Ainsi, nulle part n’est questionné l’intérêt pour la France de multiplier les « opérations extérieures ». Pourtant, la banalisation des Opex, reprise de la pratique étasunienne de la « guerre au terrorisme », condamne à des guerres sans buts clairs, donc sans fin, qui renforcent à terme les ennemis qu’elles prétendent réduire. La menace de l’action terroriste ne relève pas de la guerre classique. La France doit s’attaquer à ses multiples racines plutôt que de s’épuiser à en traiter seulement les manifestations. Les interventions militaires ne sont pas à exclure a priori mais à inscrire dans le cadre d’une stratégie globale aux objectifs précis.

Autre lacune : alors qu’Emmanuel Macron semble déterminé à mettre en œuvre un service national aux modalités confuses, la Revue ignore les conséquences de la suspension de la conscription, ni celles qu’aurait ce nouveau service du point de vue du lien armée-nation ou sur le plan financier.

La question budgétaire est éludée.
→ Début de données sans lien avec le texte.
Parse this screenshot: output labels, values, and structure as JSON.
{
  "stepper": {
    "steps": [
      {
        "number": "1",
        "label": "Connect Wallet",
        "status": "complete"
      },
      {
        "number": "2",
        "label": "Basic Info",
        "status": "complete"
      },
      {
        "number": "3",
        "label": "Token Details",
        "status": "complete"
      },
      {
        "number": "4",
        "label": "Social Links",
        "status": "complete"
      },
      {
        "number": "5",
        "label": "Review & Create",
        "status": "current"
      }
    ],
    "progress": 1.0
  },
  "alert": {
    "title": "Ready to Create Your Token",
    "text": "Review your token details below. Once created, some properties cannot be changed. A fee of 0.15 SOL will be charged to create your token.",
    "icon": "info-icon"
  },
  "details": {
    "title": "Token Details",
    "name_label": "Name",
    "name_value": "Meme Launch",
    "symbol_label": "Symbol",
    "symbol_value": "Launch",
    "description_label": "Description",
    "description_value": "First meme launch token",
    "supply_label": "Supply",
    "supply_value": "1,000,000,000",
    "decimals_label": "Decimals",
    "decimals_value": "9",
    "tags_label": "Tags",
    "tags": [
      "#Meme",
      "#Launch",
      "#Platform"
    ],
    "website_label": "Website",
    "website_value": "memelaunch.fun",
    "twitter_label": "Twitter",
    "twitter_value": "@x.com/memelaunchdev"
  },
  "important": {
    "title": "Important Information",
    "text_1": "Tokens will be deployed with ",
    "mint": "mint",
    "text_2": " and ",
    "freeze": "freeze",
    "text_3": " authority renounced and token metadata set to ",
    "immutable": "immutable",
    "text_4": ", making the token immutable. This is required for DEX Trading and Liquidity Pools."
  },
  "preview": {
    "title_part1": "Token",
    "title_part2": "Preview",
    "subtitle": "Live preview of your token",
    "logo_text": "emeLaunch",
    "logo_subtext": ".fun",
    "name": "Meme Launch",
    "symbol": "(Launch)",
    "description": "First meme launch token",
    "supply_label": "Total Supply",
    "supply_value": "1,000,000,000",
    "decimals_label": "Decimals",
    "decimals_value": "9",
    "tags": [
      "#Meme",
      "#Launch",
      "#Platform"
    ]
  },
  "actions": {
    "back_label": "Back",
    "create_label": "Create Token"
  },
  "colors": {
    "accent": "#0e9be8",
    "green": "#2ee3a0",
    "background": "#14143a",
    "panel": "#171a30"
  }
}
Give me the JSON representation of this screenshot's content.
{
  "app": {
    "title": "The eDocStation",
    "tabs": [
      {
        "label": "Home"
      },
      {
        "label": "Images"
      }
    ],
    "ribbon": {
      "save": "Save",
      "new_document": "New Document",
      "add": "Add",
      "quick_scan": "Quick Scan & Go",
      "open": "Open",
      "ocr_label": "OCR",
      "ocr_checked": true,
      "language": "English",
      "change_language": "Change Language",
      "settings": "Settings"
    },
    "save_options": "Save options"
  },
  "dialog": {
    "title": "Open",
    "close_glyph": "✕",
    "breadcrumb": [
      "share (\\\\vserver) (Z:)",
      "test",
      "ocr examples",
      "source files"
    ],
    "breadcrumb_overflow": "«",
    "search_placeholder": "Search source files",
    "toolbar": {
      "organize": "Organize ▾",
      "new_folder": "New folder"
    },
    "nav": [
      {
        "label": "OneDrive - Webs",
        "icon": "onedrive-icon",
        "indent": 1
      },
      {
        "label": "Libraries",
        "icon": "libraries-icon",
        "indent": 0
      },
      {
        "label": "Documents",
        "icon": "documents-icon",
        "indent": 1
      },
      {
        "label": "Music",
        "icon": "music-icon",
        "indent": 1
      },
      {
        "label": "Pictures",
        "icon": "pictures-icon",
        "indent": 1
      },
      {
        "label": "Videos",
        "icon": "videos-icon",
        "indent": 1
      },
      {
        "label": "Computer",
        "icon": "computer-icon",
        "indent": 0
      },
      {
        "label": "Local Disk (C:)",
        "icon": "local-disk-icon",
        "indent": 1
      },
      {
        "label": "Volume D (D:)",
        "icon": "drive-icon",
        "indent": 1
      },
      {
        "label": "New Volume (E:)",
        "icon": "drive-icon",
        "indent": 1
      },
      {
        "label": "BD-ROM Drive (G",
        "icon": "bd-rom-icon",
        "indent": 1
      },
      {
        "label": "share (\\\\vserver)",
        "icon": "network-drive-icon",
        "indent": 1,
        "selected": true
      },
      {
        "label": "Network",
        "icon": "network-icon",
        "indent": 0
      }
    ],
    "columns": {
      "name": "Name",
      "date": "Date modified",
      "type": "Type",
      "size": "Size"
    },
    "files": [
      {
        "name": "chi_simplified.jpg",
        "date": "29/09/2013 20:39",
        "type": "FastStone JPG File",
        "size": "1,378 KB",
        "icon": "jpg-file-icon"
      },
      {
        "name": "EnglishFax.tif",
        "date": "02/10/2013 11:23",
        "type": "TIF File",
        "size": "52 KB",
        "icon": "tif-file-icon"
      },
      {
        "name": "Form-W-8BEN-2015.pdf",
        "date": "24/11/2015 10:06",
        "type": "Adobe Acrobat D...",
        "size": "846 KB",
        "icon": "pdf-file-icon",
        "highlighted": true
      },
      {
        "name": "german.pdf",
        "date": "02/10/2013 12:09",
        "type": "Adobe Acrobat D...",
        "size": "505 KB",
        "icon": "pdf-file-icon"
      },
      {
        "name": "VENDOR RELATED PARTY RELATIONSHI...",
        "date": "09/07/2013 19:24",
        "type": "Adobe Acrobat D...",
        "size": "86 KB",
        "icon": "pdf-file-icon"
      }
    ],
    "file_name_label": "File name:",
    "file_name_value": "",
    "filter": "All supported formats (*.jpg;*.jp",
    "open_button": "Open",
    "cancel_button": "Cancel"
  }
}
Pourtant, après des coupures en 2017 de 850 millions d’euros ayant entraîné la démission du chef d’état-major des armées (CEMA), le budget 2018 passera encore sous les fourches caudines des coupes claires. La hausse affichée de 1,8 milliard d’euros sera engloutie par les reports des coupes de 2017 et le transfert, au mieux partiel, au ministère de la Défense du coût des opérations extérieures.

Ces manques ramènent cette Revue à un élément de communication après la crise entre le CEMA et le Président. Le présidentialisme de la 5ème République est d’ailleurs renforcé quand la question de la dissuasion nucléaire est expédiée sans effort d’actualisation dès la préface par E. Macron. Le sujet mériterait d’être abordé sans légèreté ni dogmatisme. En particulier quand l’adhésion de la France au bouclier anti-missile de l’OTAN érode les fondements doctrinaux de la dissuasion.
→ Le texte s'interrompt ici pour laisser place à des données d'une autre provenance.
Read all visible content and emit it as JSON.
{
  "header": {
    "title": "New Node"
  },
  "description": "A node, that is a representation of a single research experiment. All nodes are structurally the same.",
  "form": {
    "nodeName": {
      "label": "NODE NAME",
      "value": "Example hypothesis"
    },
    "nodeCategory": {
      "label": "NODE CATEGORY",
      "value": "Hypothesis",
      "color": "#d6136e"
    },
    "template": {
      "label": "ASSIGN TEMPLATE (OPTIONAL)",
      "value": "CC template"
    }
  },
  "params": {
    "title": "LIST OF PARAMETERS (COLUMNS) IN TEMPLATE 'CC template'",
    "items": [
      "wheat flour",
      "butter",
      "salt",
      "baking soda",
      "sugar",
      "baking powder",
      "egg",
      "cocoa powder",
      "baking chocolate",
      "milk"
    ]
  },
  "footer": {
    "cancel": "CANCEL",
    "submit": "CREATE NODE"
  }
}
Le Président a également choisi de s’enferrer dans le concept de « souveraineté européenne », pour promouvoir, entre autres, l’Europe de la Défense. C’est oublier que la Défense s’applique à un territoire et à un peuple soumis à une loi commune décidée librement. Elle implique une cohérence géopolitique. L’Union européenne ne remplit pas ces conditions. En outre cette prétendue « souveraineté européenne », si elle avait une substance, se heurterait à l’impératif atlantiste inscrit dans les traités européens. La réaffirmation régulière de l’inscription dans l’OTAN achève de démontrer que le retour revendiqué à la ligne « gaullo-mitterrandienne » n’est qu’une posture.
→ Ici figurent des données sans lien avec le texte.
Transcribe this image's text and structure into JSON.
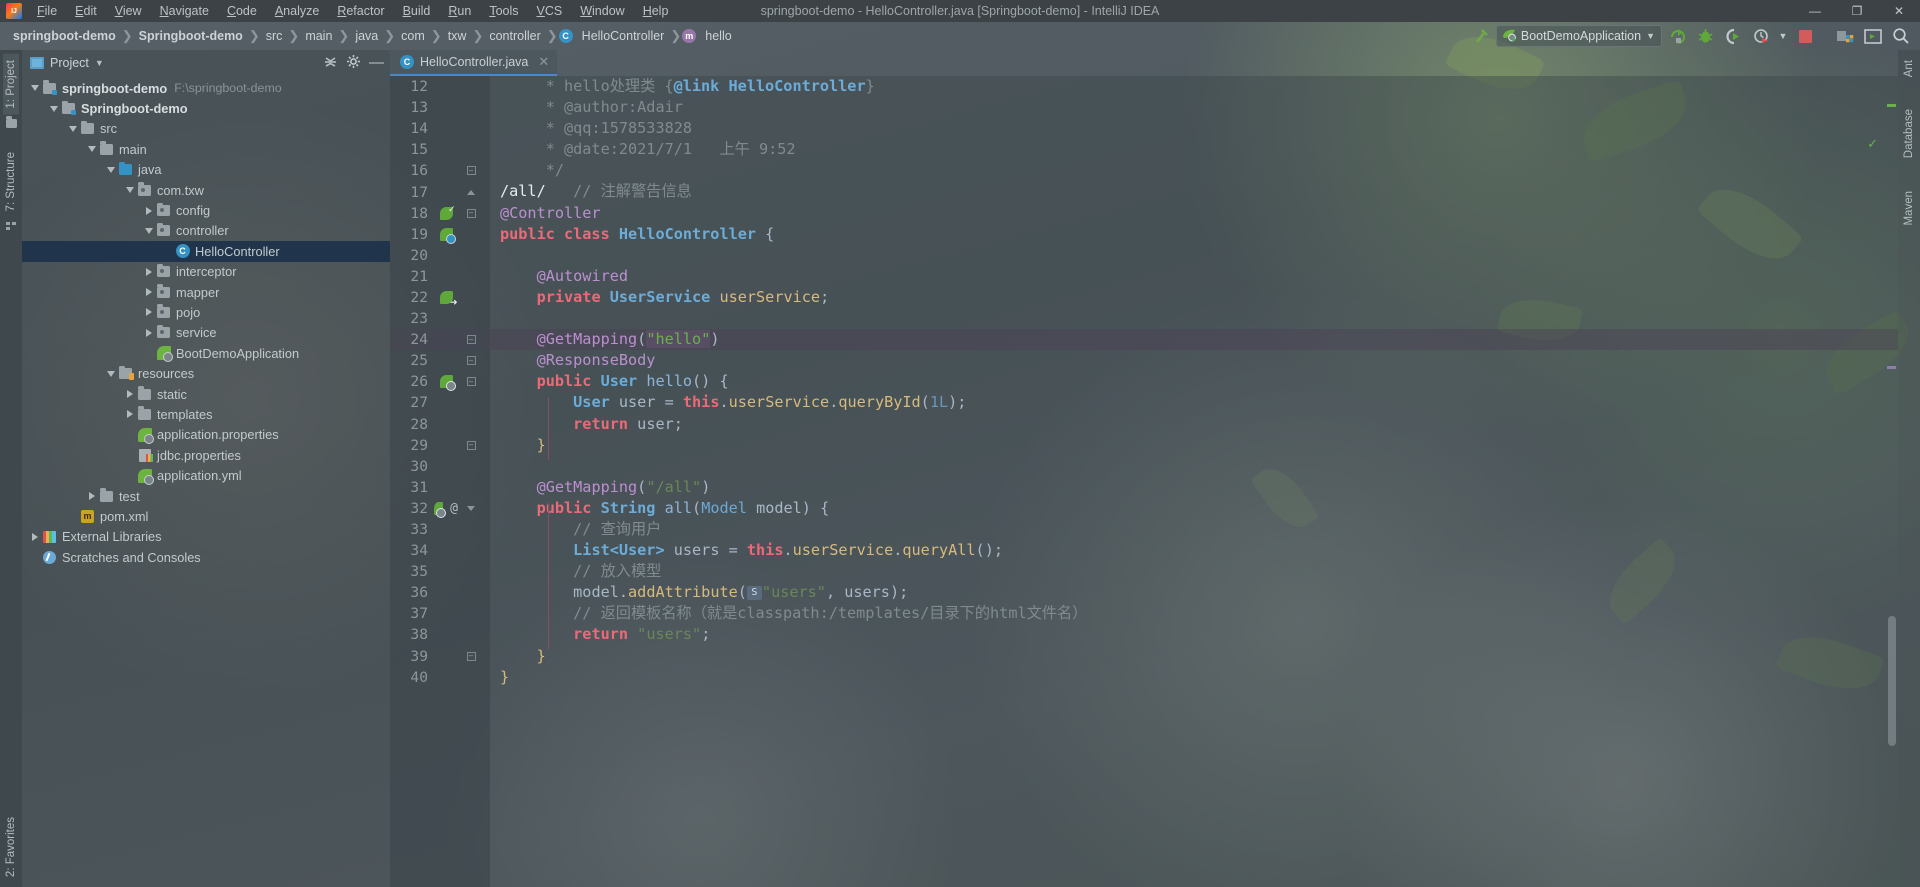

La France aurait pourtant tout intérêt, devant le basculement de l’ordre des puissances, à réaffirmer son indépendance géopolitique. Face notamment à l’érosion de leur hégémonie économique, les Etats-Unis sont sans cesse tentés de mettre en avant leur prééminence militaire. Cette réalité structurelle, cumulée au caractère erratique et agressif de Donald Trump, en fait une puissance des plus dangereuses pour la sécurité collective.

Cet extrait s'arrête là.